Антонина опять прикорнула на плече спутника, а тот обнял её, постаравшись устроить поудобнее. Березин ещё беспокоился, как будет кормить девушку, всё же местная кухня отличалась своеобразием, но варёное без соли мясо та приняла на удивление спокойно – наверное, от усталости. Впрочем, даже усталость не заставила её согласиться на юколу – сушёную рыбу, также несолёную.

За стенками шатра звучала ночная жизнь тундры – кричали птицы, то и дело проносились мимо звери, – и покров из шкур не ослаблял звуков, да ещё в яранге кто-то раскатисто, гулко храпел. Но ночь всё равно прошла спокойно. Обычно чуткий сон Антонины от усталости настолько окреп, что не разбудили даже поднявшиеся чуть свет, чтобы приготовить еду, женщины. И чистота шкур, на которых гости устроились, тоже волновала мало. А уж рука Сидора вместо подушки и его крепкие объятья и вовсе скорее радовали, чем смущали: спалось в них надёжно, сладко и совсем не холодно.

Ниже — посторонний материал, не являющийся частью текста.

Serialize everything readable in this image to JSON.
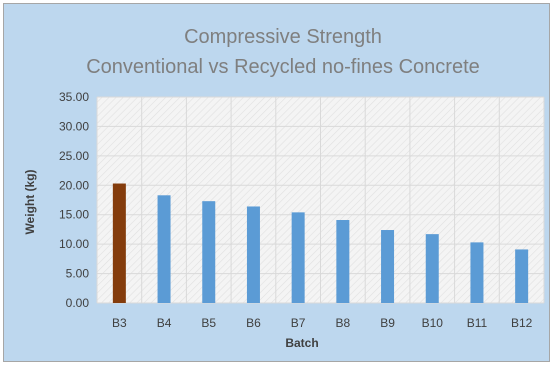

Утро принесло добрые вести: оказалось, семейство Эрыквына стояло недалеко от Ново-Мариинска. Не так близко, чтобы дойти за пару часов, но вполне можно было успеть до темноты. Насилу пробудившаяся, и то не до конца, Антонина немного повздыхала сокрушённо над всё тем же варёным, да ещё с добавленным жиром, мясом, тоскуя о доброй каше. Но в этот раз хозяйка расщедрилась и на соль, и на какие-то специи, и на толчёную бруснику в качестве соуса, так что оказалось неожиданно вкусно, пусть странно и непривычно. А что есть приходилось руками – оставалось положиться на крепкое здоровье жiвницы.

Погода тоже оказалась не чета вчерашней, синий небосвод покрывал белый крап облаков, словно неведомый художник стряхнул на лазурное полотнище акварельные капли с огромной кисти. Пламенеющая оттенками красного тундра, кое-где заплатанная серой материей скал и пёстрым ситцем ещё цветущих прогалин, ждала близкой осени.

Выбравшись из яранги на свежий воздух, Антонина ощутила то же облегчение, с каким вчера оказалась под немудрёным кровом. Прохладный утренний воздух пах горькой свежестью и влагой, а золотой круг выбравшегося из-за сопки солнца обещал тёплый день. Обманывал – намекнул ударивший в лицо порыв холодного ветра, и Бересклет надвинула берет поглубже.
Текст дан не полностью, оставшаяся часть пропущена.